In a graph pane, there is a set of buttons to the right that select which attributes (or curves) are plotted. The default will depend on the information that is found, and can be removed by un-clicking the colour coded buttons.

If there is enough data, a single graph could display a whole year of data in a single view. Whilst this may be good for displaying underlying trends, the detail for a particular week or day may be lost.

The solution is to zoom into a particular part of the graph by using the magnifying glass buttons above the curve list on the right or by left-dragging the mouse over the interesting area of the graph and clicking the left button inside it. Zoom out by using the zoom-out button or by right clicking the mouse.

Using the zoom feature, it is possible to zoom to a single week, day, hour or beyond from an initial high level view. Once at a convenient scale, pan around the graph using the scroll bars or the middle mouse button to drag the graph around.

If you are interested in the sub set of data that you can see, you can export or send it using a menu option (Data->Save Viewed... or Data->Send to Application...). It is sent or stored as a comma or tab separated file and can be imported into your favorite spread sheet or presentation package. Some packages are integrated enough to have menu options of their own.

Also possible is the ability to change the gradient or offsets of any of the displayed curves with the 'more control' button. Used with caution, this can help show the correlation of two different attributes on the same graph. For example, I/O rate in bytes per second (typically in the order of many thousand) compared with CPU (in the order of tens).

Choices

The choice tree in the left hand pane controls the visualisation in the right. A top level grouping helps identify the different data sources, such as my files, where data has been stored in files or my hosts where data is obtained from the network. Other top level choices allow administrators to centrally group machines or services together on behalf of all users. All of these methods allow for dynamic updating of data, albeit with different characteristics.

Local data is held under the my host label, under which will be the visualisations and time periods possible on the local machine. Other machines running Habitat can be viewed by selecting File->Hosts... and typing the host name. If the Clockwork agent of Habitat is running at the remote end and the machine is reachable, the data from the new host will appear under the other hosts label in the choice tree. All hosts opened this way will be remembered in future Habitat sessions and included in the tree, although won't be opened until the option is selected. File->Close can be used to forget about a machine or click right on the label and choose Close.

Files containing data can be opened using the menu option File->Open... and the resulting filename appears under the my files label if the format is valid. Native Habitat files (ending .rs), CSV or text files can be opened with other formats coming soon. By convention, each file represents a single machine and is named by the system name. Habitat on the host named 'apollo' generates a file called apollo.rs and has the label apollo in the tree. Files can be historic or live, allowing a past performance run and the current state to be examined with the same tools. Remote files may be mounted by NFS or SMB, although this may not give the most accurate information due to the caching carried out by datastores not based on disk.

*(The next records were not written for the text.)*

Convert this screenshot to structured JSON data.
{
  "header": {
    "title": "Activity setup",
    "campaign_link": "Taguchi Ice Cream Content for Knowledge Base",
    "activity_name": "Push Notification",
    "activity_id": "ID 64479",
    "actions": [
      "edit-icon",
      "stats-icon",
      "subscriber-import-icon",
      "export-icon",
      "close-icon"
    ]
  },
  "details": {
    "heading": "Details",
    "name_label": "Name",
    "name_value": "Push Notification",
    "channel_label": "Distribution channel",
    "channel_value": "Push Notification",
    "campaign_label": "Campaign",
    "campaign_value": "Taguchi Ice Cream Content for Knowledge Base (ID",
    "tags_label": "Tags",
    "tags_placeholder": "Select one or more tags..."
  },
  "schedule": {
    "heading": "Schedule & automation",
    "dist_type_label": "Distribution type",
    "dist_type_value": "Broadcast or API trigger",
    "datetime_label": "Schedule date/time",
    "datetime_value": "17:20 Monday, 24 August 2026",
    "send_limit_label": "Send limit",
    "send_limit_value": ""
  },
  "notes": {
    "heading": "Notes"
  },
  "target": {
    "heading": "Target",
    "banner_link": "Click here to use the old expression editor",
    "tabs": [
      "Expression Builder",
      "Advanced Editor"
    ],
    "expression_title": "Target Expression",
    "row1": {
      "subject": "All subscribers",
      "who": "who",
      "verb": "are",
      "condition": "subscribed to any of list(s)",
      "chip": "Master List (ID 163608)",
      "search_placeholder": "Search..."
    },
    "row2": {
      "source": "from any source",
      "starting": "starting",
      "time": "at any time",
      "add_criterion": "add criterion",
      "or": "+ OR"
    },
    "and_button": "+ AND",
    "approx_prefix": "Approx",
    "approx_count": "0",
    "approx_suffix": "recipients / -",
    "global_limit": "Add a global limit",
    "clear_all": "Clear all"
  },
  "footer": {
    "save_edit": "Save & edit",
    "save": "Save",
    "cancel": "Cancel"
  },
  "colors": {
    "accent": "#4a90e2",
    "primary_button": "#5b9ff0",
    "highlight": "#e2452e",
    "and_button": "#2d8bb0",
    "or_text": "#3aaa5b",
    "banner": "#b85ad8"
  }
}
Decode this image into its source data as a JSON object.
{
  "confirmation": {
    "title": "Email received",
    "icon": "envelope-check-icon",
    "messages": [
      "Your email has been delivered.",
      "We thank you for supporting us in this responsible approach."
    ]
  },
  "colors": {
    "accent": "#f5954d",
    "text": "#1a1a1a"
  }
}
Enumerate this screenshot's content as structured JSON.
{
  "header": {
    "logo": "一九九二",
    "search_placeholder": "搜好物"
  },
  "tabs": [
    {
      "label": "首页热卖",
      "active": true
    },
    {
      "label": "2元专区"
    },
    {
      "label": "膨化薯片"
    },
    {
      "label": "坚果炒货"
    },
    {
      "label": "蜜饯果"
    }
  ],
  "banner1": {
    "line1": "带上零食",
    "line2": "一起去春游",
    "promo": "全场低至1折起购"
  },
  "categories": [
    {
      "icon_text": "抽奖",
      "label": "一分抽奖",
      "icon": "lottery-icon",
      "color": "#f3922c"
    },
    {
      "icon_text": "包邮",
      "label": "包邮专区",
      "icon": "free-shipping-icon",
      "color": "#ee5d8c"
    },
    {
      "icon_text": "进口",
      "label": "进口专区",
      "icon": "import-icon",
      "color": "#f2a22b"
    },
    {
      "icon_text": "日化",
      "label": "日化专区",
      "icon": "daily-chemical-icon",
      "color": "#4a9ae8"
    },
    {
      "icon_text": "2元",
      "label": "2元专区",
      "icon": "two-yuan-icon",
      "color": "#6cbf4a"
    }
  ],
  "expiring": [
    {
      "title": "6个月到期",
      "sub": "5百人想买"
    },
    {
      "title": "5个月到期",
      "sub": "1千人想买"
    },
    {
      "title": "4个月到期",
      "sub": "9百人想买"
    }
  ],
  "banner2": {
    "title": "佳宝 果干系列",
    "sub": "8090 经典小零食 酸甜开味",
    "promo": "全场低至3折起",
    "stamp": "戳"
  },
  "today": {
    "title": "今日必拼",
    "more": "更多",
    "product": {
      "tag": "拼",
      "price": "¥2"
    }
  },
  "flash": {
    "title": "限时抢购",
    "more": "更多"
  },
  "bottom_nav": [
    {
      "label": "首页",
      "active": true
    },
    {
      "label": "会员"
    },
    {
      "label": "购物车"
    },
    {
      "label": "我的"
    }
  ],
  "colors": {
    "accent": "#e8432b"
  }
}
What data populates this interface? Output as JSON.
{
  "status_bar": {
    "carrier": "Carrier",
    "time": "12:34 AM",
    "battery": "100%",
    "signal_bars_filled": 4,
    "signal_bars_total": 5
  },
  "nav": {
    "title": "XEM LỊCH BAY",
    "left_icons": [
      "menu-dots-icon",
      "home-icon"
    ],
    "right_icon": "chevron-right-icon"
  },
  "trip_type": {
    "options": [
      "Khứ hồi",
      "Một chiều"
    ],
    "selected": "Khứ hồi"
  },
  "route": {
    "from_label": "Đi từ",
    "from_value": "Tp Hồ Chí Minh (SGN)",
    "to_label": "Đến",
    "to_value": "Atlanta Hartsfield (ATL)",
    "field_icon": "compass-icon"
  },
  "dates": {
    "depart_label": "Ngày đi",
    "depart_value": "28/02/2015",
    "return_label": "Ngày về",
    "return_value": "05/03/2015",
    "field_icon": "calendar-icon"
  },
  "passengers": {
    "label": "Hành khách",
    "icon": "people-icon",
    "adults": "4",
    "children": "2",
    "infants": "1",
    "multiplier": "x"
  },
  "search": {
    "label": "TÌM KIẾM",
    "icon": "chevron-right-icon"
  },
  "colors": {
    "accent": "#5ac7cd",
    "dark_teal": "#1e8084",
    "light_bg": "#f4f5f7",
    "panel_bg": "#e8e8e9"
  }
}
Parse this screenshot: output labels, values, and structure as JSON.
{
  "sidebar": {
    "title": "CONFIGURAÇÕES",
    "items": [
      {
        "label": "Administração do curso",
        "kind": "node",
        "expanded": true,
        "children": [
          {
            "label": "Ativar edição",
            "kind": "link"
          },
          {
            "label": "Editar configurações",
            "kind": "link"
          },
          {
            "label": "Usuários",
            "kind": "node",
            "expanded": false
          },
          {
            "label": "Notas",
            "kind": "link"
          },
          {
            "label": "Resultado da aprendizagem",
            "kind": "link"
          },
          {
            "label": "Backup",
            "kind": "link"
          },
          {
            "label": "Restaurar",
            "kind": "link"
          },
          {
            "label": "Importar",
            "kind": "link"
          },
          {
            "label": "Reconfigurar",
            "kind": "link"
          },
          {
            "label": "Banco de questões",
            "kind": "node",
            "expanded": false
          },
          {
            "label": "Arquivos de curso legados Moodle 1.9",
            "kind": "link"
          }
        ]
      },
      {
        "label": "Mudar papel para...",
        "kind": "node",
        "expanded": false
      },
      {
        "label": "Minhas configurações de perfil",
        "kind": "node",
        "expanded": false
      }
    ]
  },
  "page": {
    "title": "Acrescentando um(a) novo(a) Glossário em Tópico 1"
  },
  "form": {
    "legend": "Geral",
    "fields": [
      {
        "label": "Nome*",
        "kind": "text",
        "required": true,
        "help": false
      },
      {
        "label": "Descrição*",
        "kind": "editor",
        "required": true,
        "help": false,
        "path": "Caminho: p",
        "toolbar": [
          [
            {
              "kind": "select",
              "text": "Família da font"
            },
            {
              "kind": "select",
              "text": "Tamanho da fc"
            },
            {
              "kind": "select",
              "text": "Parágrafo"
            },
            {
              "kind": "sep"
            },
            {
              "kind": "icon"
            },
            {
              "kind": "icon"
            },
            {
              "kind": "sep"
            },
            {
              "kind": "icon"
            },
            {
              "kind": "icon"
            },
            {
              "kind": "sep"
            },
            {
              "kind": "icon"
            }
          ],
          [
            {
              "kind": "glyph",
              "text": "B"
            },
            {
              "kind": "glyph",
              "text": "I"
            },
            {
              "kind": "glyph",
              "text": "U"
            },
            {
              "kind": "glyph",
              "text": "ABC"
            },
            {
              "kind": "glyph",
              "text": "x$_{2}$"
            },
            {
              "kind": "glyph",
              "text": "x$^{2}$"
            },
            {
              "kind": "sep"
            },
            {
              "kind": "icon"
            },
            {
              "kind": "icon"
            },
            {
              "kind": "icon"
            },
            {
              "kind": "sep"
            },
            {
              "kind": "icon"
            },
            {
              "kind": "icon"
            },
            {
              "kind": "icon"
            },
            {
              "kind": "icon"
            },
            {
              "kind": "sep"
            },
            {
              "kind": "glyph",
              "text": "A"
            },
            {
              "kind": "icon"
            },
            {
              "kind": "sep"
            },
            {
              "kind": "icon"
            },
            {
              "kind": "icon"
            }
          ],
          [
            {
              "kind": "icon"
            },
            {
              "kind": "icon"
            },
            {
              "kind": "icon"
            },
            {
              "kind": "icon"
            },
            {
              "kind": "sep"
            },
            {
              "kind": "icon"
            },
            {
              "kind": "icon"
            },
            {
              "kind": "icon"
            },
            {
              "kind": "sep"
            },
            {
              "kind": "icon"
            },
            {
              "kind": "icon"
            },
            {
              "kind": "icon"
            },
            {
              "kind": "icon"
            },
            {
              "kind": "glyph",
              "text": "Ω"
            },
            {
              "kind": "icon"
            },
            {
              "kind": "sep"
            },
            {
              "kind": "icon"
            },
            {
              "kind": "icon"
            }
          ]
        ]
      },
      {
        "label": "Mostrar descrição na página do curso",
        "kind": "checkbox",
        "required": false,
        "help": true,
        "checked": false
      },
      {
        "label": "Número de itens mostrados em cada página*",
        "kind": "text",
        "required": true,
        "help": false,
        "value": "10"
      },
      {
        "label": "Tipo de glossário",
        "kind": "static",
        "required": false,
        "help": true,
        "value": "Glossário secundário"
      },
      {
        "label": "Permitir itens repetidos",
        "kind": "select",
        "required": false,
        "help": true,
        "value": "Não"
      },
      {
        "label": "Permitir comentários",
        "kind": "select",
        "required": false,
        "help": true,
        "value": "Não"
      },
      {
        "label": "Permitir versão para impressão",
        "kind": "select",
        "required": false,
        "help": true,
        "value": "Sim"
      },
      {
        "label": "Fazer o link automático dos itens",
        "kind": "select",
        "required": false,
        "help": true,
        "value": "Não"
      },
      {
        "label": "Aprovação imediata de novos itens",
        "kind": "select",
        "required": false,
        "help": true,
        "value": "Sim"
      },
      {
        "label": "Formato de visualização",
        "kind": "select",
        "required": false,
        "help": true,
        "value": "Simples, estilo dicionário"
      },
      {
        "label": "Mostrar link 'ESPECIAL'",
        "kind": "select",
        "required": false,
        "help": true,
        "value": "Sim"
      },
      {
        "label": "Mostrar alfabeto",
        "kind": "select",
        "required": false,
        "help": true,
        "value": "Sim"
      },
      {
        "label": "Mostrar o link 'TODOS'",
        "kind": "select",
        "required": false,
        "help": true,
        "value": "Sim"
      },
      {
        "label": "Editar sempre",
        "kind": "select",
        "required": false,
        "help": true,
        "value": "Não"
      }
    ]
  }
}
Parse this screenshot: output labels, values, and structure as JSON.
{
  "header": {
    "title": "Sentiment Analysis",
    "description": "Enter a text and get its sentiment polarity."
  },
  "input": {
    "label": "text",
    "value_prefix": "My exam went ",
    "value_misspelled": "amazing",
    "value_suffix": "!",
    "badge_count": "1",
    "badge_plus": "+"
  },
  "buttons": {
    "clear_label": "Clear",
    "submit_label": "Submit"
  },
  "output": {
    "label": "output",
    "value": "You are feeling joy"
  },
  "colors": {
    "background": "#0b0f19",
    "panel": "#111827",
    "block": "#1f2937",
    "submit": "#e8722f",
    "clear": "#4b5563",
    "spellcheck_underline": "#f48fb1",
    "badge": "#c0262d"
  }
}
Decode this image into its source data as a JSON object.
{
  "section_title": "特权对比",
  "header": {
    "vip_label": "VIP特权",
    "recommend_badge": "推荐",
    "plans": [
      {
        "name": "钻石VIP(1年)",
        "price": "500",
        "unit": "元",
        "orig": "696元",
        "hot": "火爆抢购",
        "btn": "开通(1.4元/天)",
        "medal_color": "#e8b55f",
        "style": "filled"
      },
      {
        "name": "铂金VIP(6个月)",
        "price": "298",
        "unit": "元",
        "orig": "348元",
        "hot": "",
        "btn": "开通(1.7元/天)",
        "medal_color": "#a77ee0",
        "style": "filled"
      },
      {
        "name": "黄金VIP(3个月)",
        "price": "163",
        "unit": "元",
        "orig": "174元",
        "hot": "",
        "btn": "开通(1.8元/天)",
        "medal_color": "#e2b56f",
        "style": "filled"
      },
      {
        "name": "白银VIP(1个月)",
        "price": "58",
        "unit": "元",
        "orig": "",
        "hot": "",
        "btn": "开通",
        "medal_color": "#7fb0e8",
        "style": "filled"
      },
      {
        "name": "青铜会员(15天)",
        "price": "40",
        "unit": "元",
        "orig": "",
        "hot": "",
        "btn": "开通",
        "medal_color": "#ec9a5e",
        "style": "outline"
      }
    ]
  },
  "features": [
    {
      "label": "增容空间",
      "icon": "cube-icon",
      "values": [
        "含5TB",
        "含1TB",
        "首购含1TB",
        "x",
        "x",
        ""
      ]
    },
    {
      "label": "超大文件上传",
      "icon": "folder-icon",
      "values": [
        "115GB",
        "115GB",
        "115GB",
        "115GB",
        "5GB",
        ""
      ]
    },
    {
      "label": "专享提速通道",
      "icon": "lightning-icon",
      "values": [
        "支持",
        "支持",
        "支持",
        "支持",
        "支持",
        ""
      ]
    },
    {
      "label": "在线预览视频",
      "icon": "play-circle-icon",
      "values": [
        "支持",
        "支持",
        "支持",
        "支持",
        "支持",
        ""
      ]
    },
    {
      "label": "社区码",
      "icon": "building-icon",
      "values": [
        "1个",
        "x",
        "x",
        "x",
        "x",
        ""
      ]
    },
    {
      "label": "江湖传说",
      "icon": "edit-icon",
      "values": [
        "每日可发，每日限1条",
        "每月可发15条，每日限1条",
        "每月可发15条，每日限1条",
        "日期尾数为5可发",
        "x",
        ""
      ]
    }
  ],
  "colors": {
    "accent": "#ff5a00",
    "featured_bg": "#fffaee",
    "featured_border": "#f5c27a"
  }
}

It is likely to be accurate to within one minute or so. Consequently, it is preferable to connect using other hosts.

Opening a machine node in any of the above methods will show the visualisations possible using the data found in that file or on that machine. We have looked at performance graphs in the section above; instead click on performance data, then a probe such as sys and finally a time period. This generates a tabular view of the collected statistics from the sys probe in the visualisation pane on the right.

The rows represent samples, and columns represent attributes, such as CPU idle figures, the number of context switches, etc. As with the graphs, the column labels are short for brevity but hovering over the text with a mouse reveals explanations for each statistic. Double-clicking on a row creates a new pop-up window and displays the rows in a column for clarity.

Clockwork, the Agent

Data is collected by Habitat's backend agent, called clockwork, which is started by the MyHabitat graphical tool. You are asked whether you want the agent to run when the tool is first started, and normally continues running until the system is restarted or the agent is stopped via the tool. The agent repeatedly samples and stores data on local disk, a process which is described in greater detail later in this document.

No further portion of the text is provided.